Ned, 21 ans, homosexuel, amoral, poète à ses heures.
Eli, 20 ans, juif, introverti, philologue, découvreur du Livre des Crânes.
Tous partis en quête du secret de l’immortalité : celle promise par le Livre de Crânes. Au terme de cette quête, une épreuve initiatique terrible qui amènera chacun d’eux à contempler en face le rictus de son propre visage. Une épreuve au cours de laquelle deux d’entre eux doivent trouver la mort (l’un assassiné par un de ses compagnons, l’autre suicidé) et les deux autres survivre à jamais.
Tous en voiture. C’est Oliver qui conduit et Eli qui trace la route, la carte étalée devant lui. Black Canyon Highway à l’ouest. Une autoroute à six voies, écrasée sous le soleil du matin. Peu de circulation, à part quelques énormes poids lourds. Nous prenons la direction nord. Bientôt, toutes nos questions trouveront une réponse ; sans doute d’autres se poseront-elles à leur tour. Notre foi, ou notre naïveté peut-être, sera récompensée. Malgré la chaleur torride, je sentis un frisson me parcourir. Je percevais, montant de la fosse d’orchestre, les sombres accents wagnériens des trombones et des tubas de mauvais augure. Le rideau se levait, mais j’ignorais si c’était le début du premier ou du dernier acte que nous allions jouer.

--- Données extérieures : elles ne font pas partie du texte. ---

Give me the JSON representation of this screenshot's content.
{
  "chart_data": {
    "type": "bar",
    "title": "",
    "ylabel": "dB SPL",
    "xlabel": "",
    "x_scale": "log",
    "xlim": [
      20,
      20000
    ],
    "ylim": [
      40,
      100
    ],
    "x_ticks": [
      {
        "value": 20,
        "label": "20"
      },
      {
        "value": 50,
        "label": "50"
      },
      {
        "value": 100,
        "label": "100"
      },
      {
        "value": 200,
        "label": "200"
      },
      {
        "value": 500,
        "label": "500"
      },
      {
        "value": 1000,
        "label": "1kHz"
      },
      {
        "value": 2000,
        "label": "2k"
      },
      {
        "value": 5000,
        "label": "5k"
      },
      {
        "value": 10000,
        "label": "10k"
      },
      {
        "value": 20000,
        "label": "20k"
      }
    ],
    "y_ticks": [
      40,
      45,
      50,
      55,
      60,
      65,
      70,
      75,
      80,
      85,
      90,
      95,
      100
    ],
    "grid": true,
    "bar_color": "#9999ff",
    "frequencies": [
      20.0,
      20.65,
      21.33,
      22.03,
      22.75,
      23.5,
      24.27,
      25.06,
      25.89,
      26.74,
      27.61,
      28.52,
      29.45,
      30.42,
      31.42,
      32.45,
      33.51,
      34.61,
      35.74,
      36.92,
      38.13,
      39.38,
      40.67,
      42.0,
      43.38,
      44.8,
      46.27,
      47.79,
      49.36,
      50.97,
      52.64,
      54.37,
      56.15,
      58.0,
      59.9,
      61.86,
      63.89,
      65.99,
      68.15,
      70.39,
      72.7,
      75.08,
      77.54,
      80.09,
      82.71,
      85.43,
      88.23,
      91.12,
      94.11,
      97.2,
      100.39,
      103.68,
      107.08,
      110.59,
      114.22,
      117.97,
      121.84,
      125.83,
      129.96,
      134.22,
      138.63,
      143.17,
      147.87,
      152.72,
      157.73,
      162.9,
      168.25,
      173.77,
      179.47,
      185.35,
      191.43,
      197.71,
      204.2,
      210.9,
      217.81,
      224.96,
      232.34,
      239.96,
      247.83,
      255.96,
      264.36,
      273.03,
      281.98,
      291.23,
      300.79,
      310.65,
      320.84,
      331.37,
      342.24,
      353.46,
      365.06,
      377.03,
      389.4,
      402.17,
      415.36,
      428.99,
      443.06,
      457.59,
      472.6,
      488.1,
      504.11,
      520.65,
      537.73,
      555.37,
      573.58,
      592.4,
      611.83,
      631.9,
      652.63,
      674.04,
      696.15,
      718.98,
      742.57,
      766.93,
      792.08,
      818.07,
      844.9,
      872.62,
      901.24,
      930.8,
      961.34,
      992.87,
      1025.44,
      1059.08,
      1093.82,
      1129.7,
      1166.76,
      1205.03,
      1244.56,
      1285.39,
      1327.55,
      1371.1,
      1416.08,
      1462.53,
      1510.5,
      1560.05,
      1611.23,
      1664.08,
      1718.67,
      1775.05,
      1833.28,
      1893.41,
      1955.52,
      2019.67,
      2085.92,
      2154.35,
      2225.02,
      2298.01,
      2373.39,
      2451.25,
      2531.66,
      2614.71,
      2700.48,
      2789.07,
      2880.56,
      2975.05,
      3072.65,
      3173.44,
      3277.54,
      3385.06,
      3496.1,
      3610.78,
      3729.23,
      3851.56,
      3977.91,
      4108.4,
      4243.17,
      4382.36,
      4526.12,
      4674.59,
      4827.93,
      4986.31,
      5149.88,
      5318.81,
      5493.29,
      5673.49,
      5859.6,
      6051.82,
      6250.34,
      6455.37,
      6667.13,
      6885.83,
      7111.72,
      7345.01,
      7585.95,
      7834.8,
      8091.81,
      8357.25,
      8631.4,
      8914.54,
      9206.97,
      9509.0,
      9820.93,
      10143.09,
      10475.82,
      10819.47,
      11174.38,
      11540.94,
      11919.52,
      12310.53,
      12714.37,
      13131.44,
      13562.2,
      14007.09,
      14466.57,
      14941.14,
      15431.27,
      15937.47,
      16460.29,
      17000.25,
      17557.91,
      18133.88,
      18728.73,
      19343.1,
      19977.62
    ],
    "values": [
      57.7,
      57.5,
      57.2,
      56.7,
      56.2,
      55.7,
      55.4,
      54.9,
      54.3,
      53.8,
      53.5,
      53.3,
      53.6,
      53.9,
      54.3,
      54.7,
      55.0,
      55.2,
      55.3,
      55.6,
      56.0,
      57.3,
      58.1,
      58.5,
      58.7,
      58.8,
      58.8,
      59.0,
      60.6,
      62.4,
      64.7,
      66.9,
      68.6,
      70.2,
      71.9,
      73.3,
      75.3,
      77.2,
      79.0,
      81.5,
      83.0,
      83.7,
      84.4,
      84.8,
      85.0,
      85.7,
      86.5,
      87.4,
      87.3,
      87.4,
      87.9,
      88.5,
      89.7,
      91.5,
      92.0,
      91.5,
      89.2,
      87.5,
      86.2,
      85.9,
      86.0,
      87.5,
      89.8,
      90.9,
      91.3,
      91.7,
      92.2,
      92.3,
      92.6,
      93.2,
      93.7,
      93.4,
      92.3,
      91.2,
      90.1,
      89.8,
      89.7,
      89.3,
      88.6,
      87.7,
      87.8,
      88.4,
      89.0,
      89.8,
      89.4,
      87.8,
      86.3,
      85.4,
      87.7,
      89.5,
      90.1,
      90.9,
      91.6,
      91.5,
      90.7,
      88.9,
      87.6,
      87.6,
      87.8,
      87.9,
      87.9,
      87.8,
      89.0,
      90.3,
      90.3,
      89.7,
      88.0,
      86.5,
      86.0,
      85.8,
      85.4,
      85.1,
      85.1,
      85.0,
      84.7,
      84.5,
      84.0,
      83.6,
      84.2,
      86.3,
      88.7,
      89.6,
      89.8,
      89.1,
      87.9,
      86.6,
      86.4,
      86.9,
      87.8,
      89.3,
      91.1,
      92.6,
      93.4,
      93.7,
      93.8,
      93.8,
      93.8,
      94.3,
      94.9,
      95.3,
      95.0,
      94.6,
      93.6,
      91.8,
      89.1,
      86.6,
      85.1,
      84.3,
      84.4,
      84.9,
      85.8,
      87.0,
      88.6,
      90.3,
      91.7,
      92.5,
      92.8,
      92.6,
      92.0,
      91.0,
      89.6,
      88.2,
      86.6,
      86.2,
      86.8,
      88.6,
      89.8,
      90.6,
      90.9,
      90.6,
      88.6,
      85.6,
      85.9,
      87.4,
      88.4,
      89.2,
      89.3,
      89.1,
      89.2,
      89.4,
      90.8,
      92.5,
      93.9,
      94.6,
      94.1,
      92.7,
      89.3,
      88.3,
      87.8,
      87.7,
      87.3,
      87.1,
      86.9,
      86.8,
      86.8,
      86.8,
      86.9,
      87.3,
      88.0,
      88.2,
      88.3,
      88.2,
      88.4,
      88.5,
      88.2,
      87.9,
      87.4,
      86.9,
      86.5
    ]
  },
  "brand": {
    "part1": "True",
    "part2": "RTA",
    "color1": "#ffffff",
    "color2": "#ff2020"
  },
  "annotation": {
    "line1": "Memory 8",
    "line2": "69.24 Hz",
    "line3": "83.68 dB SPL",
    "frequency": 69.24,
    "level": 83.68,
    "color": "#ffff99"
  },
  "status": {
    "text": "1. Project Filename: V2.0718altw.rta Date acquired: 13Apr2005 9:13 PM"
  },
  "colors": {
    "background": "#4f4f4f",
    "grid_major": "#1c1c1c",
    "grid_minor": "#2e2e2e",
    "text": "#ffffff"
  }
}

Je ne doutais plus à présent de l’existence du monastère. Gilson n’avait pas fait de mystères. Ce n’était pas un mythe, mais la manifestation de ce besoin de spiritualité que le désert semble éveiller chez l’homme. Nous trouverions bientôt le monastère, et ce serait le bon, le descendant de celui qui est décrit dans le Livre des Crânes. Un autre frisson délicieux : et si nous nous trouvions face à face avec l’auteur de cet ancien manuscrit, millénaire, hors du temps ? Tout est possible, quand on a la foi.
La foi. Quelle proportion de mon existence a été marquée par ce petit mot de trois lettres ? Portrait de l’artiste jeune morveux. L’école paroissiale, le toit qui fuit, le vent qui siffle à travers les fenêtres qui ont besoin d’être remastiquées, les pâles sœurs qui nous regardent sévèrement avec leurs lunettes austères tandis que nous jouons dans la cour. Le catéchisme. Les petits garçons bien soignés, chemise blanche et cravate rouge. Le Père Burke nous faisant la classe. Jeune, grassouillet, le visage rose, toujours des gouttes de sueur au-dessus de sa lèvre, une masse de chair molle pendant par-dessus son col empesé. Il devait avoir vingt-cinq, vingt-six ans, ce jeune prêtre voué au célibat, à la queue pas encore desséchée. Il devait se demander, le soir, si ça en valait bien la peine. Pour le petit Ned, âgé de sept ans, il incarnait les Écritures, imposantes, sacrées. Toujours une baguette d’osier à la main, et il s’en servait : il avait lu son Joyce, il jouait le rôle, il faisait de terribles moulinets avec. C’est mon tour d’être interrogé. Je me lève, tremblant, j’ai envie de faire dans ma culotte. J’ai le nez qui coule (j’ai toujours eu la morve au nez jusqu’à l’âge de douze ans ; mes souvenirs d’enfance sont entachés de l’image d’une stalactite crasseuse, une moustache dégoulinante et poisseuse. Le robinet ne s’est fermé qu’avec la puberté.) Le dos de ma main se porte vivement à mon museau. Le geste réflexe.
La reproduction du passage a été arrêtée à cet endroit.